Piedmont is one of the most generous regions in the world in terms of the quality and variety of its wines.
The reason for this is to be found in the climate and rich subsoil resulting from the particular geographic location of the Langa and the Roero, which lie in the south of the region in the shelter of the Maritime Alps and Ligurian Apennines.
The two areas are divided by the River Tanaro: the hills of the Roero stand to the north of the river, and the Langhe to the south.
The name Langhe has Celtic origins, and means “tongues (in Italian) of land”. It refers to the fact that the hills are elongated in shape with very steep sides, and tend to run parallel with each other, forming deep, narrow valleys.
Combined with a particular mild continental climate featuring well-defined seasons, this creates a variety of microclimates that cater for unique, different wines with each vintage.
During the ripening of the grapes, the sharp variations in temperature between night and day increase the concentration of flavours in the skins, and result in a balance between the components of the fruit that produces wines of great structure and long life which are also easy to drink.
Geologically, the origins of the composition of the solid, compact soil date back to the Miocene era around 16 million years ago, when the sea began to recede. It contains clay, calcareous marl, bluish marl, tufa, sand and sulphureous chalk, and in this so-called “white soil” the vines produce grapes capable of treating us to full-bodied reds, and in general wines of excellent finesse, structure and elegance.
The old village of Neive with its long-standing winegrowing history and traditions is located in the Langhe, an area of hills in the north-west of Italy which is celebrated for the production of great wines. A dry wine which was stable - and therefore marketable - was first produced from Nebbiolo here in Neive by the French winemaker and merchant Louis Oudart, when he was working for the Count of Castelborgo.
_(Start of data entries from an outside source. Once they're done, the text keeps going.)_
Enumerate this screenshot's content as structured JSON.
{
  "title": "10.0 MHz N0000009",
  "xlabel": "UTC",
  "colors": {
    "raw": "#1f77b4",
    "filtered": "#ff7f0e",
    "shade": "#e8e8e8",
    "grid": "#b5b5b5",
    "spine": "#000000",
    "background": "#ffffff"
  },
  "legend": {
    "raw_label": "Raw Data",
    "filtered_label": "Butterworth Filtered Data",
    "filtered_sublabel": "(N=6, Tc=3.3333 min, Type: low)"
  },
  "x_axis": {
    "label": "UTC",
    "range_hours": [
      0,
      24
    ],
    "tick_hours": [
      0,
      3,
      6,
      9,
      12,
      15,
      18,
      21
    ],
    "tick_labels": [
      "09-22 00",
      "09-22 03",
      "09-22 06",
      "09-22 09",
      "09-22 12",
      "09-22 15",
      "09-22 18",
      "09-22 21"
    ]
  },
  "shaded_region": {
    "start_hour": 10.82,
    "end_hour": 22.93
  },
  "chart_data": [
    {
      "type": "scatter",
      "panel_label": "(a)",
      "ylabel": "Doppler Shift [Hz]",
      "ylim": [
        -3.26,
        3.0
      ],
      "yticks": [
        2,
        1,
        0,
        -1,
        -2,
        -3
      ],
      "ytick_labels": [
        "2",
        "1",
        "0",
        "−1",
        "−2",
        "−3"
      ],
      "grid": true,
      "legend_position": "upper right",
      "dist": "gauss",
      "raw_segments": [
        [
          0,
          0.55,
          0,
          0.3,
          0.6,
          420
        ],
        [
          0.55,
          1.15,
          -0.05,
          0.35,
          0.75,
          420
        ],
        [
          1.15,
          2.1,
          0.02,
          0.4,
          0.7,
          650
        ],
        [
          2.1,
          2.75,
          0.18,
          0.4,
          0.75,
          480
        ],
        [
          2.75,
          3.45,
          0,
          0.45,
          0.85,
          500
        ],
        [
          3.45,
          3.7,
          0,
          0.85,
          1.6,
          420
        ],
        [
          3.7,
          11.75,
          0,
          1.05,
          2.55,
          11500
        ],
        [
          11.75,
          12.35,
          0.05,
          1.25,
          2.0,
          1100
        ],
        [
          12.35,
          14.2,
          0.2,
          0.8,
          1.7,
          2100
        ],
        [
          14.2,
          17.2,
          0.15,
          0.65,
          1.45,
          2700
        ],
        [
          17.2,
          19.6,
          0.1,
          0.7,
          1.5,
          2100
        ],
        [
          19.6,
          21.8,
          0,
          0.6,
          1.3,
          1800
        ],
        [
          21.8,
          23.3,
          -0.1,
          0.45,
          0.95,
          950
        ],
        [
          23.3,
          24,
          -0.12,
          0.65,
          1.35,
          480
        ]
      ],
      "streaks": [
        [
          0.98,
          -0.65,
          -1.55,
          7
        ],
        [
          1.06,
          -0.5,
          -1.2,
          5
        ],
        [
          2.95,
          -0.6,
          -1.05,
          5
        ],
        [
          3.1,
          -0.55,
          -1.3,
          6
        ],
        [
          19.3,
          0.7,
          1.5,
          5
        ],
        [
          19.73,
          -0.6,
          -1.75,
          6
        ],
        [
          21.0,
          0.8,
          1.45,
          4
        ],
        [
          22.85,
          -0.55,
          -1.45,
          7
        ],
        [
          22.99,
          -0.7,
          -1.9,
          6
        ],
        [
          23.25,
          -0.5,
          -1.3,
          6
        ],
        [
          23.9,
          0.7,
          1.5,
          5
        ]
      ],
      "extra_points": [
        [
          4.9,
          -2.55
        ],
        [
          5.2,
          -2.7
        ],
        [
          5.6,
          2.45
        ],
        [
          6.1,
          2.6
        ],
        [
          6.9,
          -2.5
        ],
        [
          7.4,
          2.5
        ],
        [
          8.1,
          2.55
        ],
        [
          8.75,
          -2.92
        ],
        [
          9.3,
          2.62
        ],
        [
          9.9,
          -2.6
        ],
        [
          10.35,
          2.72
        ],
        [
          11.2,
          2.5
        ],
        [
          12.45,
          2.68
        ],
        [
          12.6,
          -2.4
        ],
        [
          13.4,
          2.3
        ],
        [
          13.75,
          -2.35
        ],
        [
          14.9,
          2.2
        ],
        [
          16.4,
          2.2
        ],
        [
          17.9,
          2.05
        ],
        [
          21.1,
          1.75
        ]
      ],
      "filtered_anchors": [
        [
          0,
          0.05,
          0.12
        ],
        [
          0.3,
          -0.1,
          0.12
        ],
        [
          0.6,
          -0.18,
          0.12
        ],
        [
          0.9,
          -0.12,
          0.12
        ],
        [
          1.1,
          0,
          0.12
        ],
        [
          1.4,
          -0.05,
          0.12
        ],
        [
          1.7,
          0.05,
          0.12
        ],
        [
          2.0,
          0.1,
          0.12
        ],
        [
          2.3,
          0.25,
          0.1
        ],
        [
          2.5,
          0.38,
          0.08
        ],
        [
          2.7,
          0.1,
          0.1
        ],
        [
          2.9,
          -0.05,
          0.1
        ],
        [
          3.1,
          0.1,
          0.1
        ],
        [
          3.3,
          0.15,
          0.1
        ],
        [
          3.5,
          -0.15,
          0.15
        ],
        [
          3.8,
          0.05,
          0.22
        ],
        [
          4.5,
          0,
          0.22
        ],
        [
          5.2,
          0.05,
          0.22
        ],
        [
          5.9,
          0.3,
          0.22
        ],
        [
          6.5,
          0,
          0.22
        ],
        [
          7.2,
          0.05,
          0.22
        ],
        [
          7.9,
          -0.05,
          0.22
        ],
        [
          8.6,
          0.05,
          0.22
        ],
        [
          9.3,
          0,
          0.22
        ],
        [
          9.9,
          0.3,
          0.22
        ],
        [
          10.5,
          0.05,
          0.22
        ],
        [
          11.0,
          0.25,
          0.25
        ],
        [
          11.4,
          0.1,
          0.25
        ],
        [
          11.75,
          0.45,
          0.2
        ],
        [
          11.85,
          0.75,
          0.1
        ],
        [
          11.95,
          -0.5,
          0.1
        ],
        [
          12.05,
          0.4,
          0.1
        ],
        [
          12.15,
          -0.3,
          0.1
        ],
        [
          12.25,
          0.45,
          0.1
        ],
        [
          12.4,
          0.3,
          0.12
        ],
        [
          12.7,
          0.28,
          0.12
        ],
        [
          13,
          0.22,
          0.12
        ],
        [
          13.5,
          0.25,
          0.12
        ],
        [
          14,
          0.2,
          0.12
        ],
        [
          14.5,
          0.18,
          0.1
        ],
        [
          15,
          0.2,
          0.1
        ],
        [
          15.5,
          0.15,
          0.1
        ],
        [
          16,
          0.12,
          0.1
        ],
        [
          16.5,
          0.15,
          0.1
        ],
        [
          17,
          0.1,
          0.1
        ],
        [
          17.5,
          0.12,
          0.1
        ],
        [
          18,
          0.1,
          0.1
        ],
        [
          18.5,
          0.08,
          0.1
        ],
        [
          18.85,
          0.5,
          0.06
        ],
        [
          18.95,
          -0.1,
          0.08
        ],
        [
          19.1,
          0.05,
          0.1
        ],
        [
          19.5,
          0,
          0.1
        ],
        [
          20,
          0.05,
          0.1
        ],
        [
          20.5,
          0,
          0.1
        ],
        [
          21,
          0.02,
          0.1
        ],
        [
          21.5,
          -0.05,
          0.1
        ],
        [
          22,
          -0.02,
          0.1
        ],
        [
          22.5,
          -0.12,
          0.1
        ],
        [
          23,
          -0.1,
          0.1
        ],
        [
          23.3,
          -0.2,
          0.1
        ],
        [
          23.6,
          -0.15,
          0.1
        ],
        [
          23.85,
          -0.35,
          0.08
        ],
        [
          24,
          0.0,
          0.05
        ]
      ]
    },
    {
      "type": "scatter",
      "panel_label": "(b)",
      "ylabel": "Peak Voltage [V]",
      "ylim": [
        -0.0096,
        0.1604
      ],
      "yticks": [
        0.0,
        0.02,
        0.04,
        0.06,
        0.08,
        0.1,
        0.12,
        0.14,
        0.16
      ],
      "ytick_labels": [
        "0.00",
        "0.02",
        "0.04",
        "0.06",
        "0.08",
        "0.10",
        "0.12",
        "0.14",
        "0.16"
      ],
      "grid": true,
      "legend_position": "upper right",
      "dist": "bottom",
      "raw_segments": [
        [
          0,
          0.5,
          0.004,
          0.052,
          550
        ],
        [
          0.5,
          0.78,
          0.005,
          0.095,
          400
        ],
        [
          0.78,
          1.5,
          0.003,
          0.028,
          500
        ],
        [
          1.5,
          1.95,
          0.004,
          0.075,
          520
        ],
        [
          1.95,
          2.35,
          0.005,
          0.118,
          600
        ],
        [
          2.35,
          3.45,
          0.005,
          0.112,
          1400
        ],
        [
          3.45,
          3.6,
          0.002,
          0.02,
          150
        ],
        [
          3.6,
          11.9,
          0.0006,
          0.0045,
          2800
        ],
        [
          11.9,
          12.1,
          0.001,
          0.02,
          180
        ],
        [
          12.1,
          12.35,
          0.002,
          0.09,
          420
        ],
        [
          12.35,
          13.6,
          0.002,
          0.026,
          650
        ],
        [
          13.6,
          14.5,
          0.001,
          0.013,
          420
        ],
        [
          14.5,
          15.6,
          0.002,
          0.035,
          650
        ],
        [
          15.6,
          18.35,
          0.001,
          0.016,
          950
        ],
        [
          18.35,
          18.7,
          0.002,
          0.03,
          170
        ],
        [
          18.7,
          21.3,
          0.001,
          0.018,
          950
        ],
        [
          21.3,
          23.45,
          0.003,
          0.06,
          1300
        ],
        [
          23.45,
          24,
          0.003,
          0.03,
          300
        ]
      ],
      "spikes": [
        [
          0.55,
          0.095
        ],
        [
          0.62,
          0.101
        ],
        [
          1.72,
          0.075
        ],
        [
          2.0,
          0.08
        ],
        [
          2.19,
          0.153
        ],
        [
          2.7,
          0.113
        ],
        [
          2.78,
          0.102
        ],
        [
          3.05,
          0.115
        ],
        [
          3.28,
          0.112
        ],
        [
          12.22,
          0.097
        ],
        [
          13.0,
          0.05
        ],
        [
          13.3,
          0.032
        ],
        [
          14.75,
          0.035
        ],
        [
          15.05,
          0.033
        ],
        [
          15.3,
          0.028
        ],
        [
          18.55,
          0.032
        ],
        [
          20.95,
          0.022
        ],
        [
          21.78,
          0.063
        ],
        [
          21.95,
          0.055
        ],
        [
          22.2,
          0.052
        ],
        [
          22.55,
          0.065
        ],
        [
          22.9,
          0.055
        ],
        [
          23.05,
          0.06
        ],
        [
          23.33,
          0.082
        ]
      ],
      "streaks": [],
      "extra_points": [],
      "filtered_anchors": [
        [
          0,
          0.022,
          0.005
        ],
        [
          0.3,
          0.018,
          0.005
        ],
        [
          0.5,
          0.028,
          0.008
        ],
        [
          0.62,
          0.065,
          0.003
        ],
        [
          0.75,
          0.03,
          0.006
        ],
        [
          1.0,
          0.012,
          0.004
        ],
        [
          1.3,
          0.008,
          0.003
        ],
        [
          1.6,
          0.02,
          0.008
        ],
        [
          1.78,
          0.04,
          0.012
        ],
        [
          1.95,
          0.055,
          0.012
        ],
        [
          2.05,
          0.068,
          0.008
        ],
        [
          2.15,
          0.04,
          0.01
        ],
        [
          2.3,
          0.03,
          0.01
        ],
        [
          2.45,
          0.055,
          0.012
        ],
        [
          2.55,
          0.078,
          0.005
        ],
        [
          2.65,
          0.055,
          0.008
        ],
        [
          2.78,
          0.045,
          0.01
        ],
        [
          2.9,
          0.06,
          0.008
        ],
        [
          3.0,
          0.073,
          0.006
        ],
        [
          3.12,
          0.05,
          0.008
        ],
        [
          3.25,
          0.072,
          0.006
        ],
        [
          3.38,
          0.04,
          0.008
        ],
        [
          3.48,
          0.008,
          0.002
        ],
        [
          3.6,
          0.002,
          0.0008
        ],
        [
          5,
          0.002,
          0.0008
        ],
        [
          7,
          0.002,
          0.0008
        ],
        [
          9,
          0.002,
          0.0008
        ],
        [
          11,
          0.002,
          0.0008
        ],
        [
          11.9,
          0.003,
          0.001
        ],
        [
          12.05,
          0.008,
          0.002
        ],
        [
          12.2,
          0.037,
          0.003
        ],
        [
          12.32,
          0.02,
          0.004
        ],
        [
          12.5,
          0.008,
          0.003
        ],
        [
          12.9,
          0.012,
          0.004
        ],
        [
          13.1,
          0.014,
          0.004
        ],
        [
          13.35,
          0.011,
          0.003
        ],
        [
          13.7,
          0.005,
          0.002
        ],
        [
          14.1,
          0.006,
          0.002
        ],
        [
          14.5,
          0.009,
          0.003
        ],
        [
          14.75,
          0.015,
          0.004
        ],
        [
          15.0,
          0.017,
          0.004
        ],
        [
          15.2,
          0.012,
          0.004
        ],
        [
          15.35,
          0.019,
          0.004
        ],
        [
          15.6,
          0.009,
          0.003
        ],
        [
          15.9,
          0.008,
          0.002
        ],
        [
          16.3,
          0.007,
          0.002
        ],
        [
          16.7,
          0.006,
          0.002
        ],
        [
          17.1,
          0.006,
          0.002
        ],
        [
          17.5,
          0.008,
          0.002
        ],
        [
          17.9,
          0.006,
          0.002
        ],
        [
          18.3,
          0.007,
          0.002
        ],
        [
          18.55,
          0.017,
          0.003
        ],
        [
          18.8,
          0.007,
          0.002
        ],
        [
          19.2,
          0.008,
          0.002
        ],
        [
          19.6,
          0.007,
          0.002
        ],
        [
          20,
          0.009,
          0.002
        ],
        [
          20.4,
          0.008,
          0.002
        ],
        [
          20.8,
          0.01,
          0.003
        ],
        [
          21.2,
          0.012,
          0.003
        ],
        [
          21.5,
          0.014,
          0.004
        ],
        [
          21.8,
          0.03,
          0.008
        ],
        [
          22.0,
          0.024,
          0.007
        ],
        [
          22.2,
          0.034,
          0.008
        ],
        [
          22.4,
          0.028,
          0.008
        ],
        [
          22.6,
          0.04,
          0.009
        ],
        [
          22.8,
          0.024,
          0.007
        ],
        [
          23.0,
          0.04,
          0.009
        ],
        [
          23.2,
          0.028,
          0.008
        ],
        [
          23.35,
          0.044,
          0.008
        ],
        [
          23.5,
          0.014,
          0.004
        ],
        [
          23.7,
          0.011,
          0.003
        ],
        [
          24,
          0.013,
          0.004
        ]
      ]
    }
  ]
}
This great wine was awarded a Gold Medal at the 1862 London Exhibition, where it was shown with the name “Neive”. The techniques used by Oudart to produce “Neive” were replicated thirty years later when the first wine to be called “Barbaresco” was produced from Nebbiolo grapes in Barbaresco Castle.
Altitude: 308 m asl
Hectares planted with vineyards: 715
Hectares growing Nebbiolo da Barbaresco D.O.C.G.: c.252
Hectares growing Barbera d’Alba D.O.C.: c.113
Hectares growing Dolcetto d’Alba D.O.C.: c.75
Hectares growing Moscato d’Asti /Asti D.O.C.G. c.185
Hectares growing Langhe d.o.c. – Piemonte d.o.c. and others: c.90
One of the most important centres in the Langhe, Neive takes its name from the noble Roman family, Gens Naevia, who probably established the first Roman settlement here around the 1st century B.C.
The old part of the village is divided into two parts – Ripafredda and Ripasorita – which enjoy the sun in the morning and afternoon respectively, and it is constructed in concentric rings around a mediaeval castle which dates back to around the year one thousand, when it was built to defend the village from the attacks of the Saracens.
Many churches and buildings are well-preserved, including some in splendid Piedmontese Baroque style designed by local architect Giovanni Antonio Borgese.